9)A formação de professores
O Google tem uma série de capacitações que estão disponíveis, além de parceiros oficiais para auxiliar os professores no uso das ferramentas de forma apropriada. “Uma vez o professor entendendo o que é o propósito das ferramentas, ele consegue extrapolar esse uso e dar uma significação diferente. É muito bacana, por exemplo, ver a ressignificação de um e-mail. Encontramos professores que usam o Gmail com uma cápsula do tempo, incentivando os alunos a escrever metas para que eles cumpram ao longo do ano”, conta Fábio.

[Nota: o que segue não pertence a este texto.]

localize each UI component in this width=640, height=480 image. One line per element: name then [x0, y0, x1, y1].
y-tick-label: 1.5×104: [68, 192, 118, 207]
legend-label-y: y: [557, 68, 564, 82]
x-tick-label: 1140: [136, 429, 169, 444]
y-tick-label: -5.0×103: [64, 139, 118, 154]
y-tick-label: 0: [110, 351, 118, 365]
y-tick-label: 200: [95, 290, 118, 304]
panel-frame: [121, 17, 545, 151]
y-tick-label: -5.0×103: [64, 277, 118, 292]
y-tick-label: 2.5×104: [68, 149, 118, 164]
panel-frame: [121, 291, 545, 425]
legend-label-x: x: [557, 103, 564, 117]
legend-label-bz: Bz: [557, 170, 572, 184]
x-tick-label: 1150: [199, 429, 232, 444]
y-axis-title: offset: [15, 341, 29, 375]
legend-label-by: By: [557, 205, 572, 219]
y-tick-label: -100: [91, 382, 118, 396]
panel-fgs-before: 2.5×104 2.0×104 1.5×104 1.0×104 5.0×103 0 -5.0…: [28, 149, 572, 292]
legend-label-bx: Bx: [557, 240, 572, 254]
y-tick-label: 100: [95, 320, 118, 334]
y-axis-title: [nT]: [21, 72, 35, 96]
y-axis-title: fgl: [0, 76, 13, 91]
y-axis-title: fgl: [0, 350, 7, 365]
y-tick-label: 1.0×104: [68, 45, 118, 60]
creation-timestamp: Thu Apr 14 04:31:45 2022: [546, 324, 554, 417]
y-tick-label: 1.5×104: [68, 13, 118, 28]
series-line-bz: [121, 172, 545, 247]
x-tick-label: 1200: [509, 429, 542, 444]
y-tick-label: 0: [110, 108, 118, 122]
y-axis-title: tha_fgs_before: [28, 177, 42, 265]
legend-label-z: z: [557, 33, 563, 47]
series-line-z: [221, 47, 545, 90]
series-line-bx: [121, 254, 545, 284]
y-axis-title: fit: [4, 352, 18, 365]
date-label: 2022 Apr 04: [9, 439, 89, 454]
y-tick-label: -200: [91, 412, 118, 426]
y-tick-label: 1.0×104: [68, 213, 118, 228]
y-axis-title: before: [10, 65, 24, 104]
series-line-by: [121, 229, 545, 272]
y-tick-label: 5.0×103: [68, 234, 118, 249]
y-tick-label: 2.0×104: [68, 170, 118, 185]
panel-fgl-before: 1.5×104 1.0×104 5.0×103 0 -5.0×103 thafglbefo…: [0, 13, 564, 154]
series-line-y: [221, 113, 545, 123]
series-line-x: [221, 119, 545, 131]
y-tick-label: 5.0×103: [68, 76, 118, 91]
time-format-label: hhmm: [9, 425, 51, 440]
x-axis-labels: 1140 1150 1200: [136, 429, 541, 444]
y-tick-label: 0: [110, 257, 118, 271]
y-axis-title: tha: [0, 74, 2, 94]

10)O futuro da Educação e a presença da cultura digital
“A tecnologia já está muito presente no nosso dia a dia; não é algo distante. A crise da pandemia, embora delicada, representa uma oportunidade de um momento impulsionador para a experimentação dessas novas formas de ensino e aprendizagem. Vamos sair diferentes, entendendo mais como as ferramentas tecnológicas podem ajudar na resolução dos problemas”, ressalta Fábio. Débora diz que os professores devem incentivar, cada vez mais, os alunos e trabalhar com a questão do pensamento criativo. “Sabemos que é uma longa jornada, temos realidades diferentes. Mas, é preciso colocar tudo isso como uma meta e conectá-la ao projeto de vida dos estudantes”.